The African Feminist Charter has beautifully highlighted the centrality of creating an inclusive, plural, and political definition of what it means to embrace feminism as African women:
By naming ourselves as feminists we politicize the struggle for women’s rights, we question the legitimacy of the structures that keep women subjugated, and we develop tools for transformatory analysis and action. We have multiple and varied identities as African feminists. We are African women, we live here in Africa and even when we live elsewhere, our focus is on the lives of African women on the continent. Our feminist identity is not qualified with “ifs,” “buts,” or “howevers.” We are feminists. Full stop.

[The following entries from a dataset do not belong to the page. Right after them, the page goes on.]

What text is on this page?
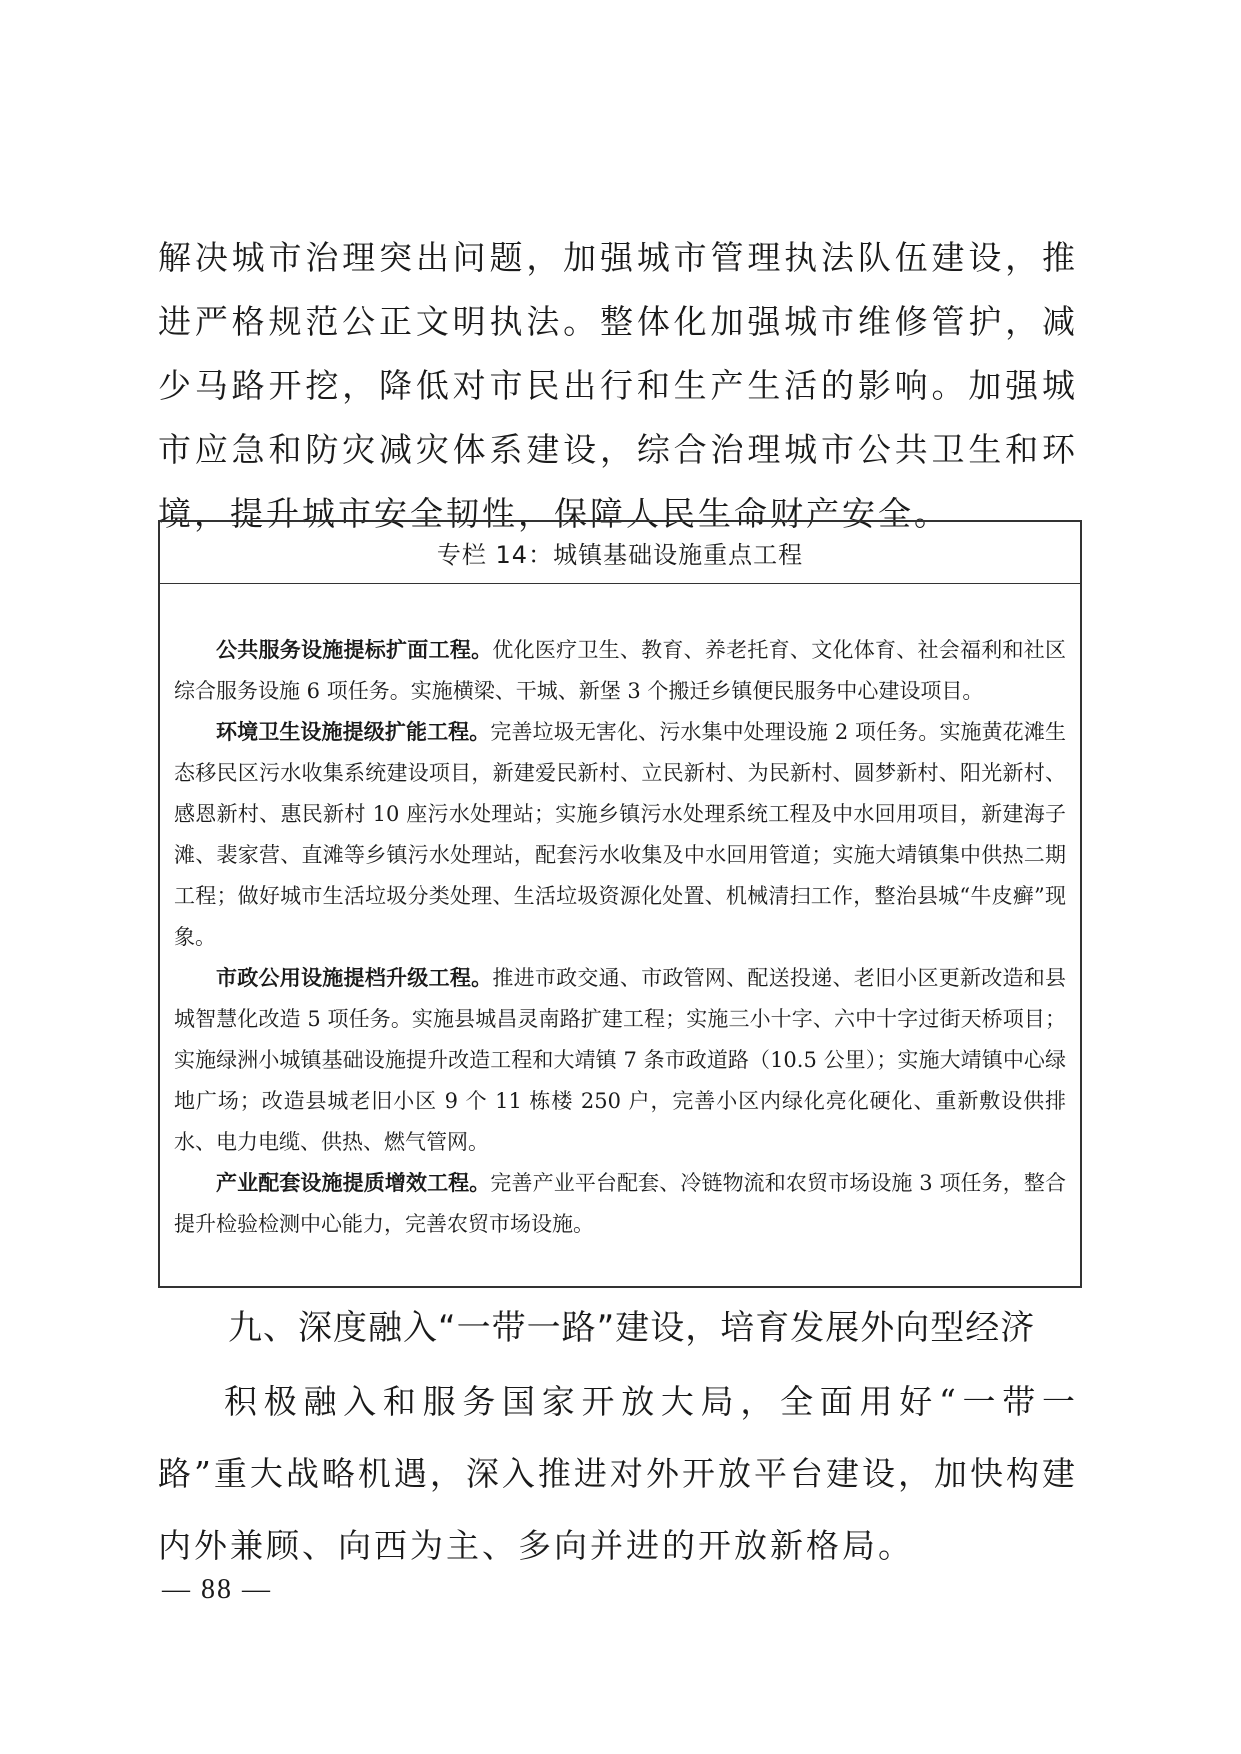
解决城市治理突出问题，加强城市管理执法队伍建设，推进严格规范公正文明执法。整体化加强城市维修管护，减少马路开挖，降低对市民出行和生产生活的影响。加强城市应急和防灾减灾体系建设，综合治理城市公共卫生和环境，提升城市安全韧性，保障人民生命财产安全。
专栏 14：城镇基础设施重点工程

公共服务设施提标扩面工程。优化医疗卫生、教育、养老托育、文化体育、社会福利和社区综合服务设施 6 项任务。实施横梁、干城、新堡 3 个搬迁乡镇便民服务中心建设项目。

环境卫生设施提级扩能工程。完善垃圾无害化、污水集中处理设施 2 项任务。实施黄花滩生态移民区污水收集系统建设项目，新建爱民新村、立民新村、为民新村、圆梦新村、阳光新村、感恩新村、惠民新村 10 座污水处理站；实施乡镇污水处理系统工程及中水回用项目，新建海子滩、裴家营、直滩等乡镇污水处理站，配套污水收集及中水回用管道；实施大靖镇集中供热二期工程；做好城市生活垃圾分类处理、生活垃圾资源化处置、机械清扫工作，整治县城“牛皮癣”现象。

市政公用设施提档升级工程。推进市政交通、市政管网、配送投递、老旧小区更新改造和县城智慧化改造 5 项任务。实施县城昌灵南路扩建工程；实施三小十字、六中十字过街天桥项目；实施绿洲小城镇基础设施提升改造工程和大靖镇 7 条市政道路（10.5 公里）；实施大靖镇中心绿地广场；改造县城老旧小区 9 个 11 栋楼 250 户，完善小区内绿化亮化硬化、重新敷设供排水、电力电缆、供热、燃气管网。

产业配套设施提质增效工程。完善产业平台配套、冷链物流和农贸市场设施 3 项任务，整合提升检验检测中心能力，完善农贸市场设施。

九、深度融入“一带一路”建设，培育发展外向型经济
积极融入和服务国家开放大局，全面用好“一带一路”重大战略机遇，深入推进对外开放平台建设，加快构建内外兼顾、向西为主、多向并进的开放新格局。
— 88 —
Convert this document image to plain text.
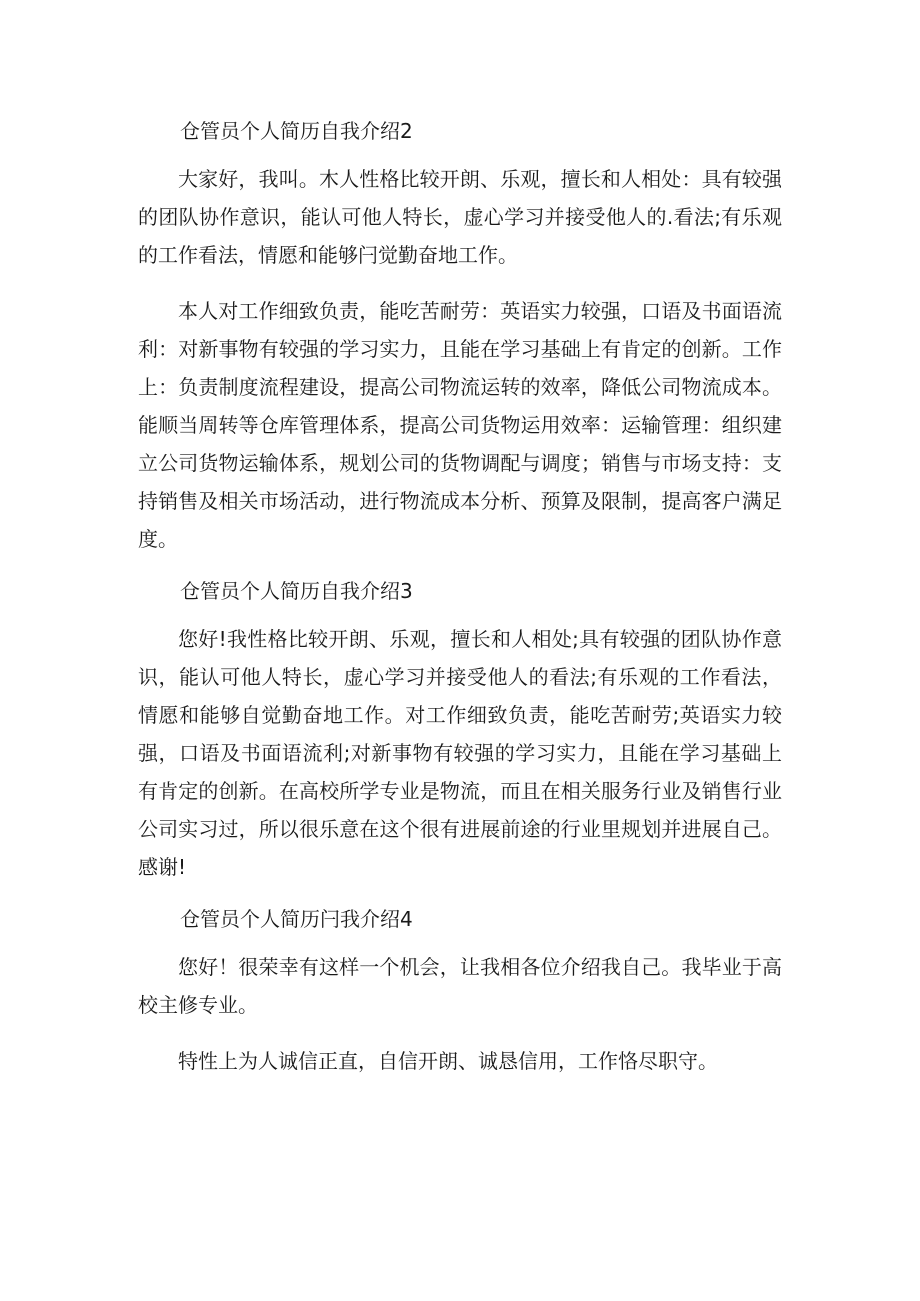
仓管员个人简历自我介绍2

大家好，我叫。木人性格比较开朗、乐观，擅长和人相处：具有较强的团队协作意识，能认可他人特长，虚心学习并接受他人的.看法;有乐观的工作看法，情愿和能够闩觉勤奋地工作。

本人对工作细致负责，能吃苦耐劳：英语实力较强，口语及书面语流利：对新事物有较强的学习实力，且能在学习基础上有肯定的创新。工作上：负责制度流程建设，提高公司物流运转的效率，降低公司物流成本。能顺当周转等仓库管理体系，提高公司货物运用效率：运输管理：组织建立公司货物运输体系，规划公司的货物调配与调度；销售与市场支持：支持销售及相关市场活动，进行物流成本分析、预算及限制，提高客户满足度。

仓管员个人简历自我介绍3

您好!我性格比较开朗、乐观，擅长和人相处;具有较强的团队协作意识，能认可他人特长，虚心学习并接受他人的看法;有乐观的工作看法，情愿和能够自觉勤奋地工作。对工作细致负责，能吃苦耐劳;英语实力较强，口语及书面语流利;对新事物有较强的学习实力，且能在学习基础上有肯定的创新。在高校所学专业是物流，而且在相关服务行业及销售行业公司实习过，所以很乐意在这个很有进展前途的行业里规划并进展自己。感谢!

仓管员个人简历闩我介绍4

您好！很荣幸有这样一个机会，让我相各位介绍我自己。我毕业于高校主修专业。

特性上为人诚信正直，自信开朗、诚恳信用，工作恪尽职守。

Although there are as many (African) feminisms as there are African feminists, in this series we use the term feminisms to acknowledge pluralism and diversity, and seek to theorize it and reclaim it from our various standpoints. Not all of us are academic, yet we reclaim our various activities as sites from which we can conceptualize and embody our feminist activism. In addition, this series seeks to highlight how each of us defines our feminism on our own terms, and do not seek to establish an identity through resistance. In doing so, we take a political as well as an ideological stance; identifying as such is a way of acknowledging, showing solidarity with, and placing ourselves in the continuity of previous generations of women fighting back against the sexism and patriarchy forcefully imposed on them. This series is a way for us, as African feminists, to reclaim the intersectionality and polysemy of our struggles. The following interviews address topics ranging from digital activism, women organizing online and offline, and writer’s and academics perspectives.
This allows us to re-claim feminism away from the exclusive territories and vocabularies (and policing) of academia, to allow ourselves to color outside the lines, re-locate or just re-claim feminisms in the interstices of our daily realities and solidarities.
The Talking Back series will consist of conversations with: Annette Joseph Gabriel (Ghana, France) and Mame Fatou Niang (France, Senegal); award-winning writer Mohamed Mbougar Sarr (Senegal); Francoise Moudouthe (Cameroon/France) of the pan-African feminist blog Eyala; Rosebell Kagumire (Uganda) of the pan-African feminist digital platform Africanfeminism; Tiffany Mugo (South Africa) of the pan-African feminist digital platform HOLAA; Nana Darkoa Sekyiamah (Ghana) of AdventuresFrom; Dr. Ruth Bush of the University of Bristol; and an interview with Ndeye Debo Seck (Senegal) of the Collège d’Education Moyen Waly Thiobane, Kaffrine.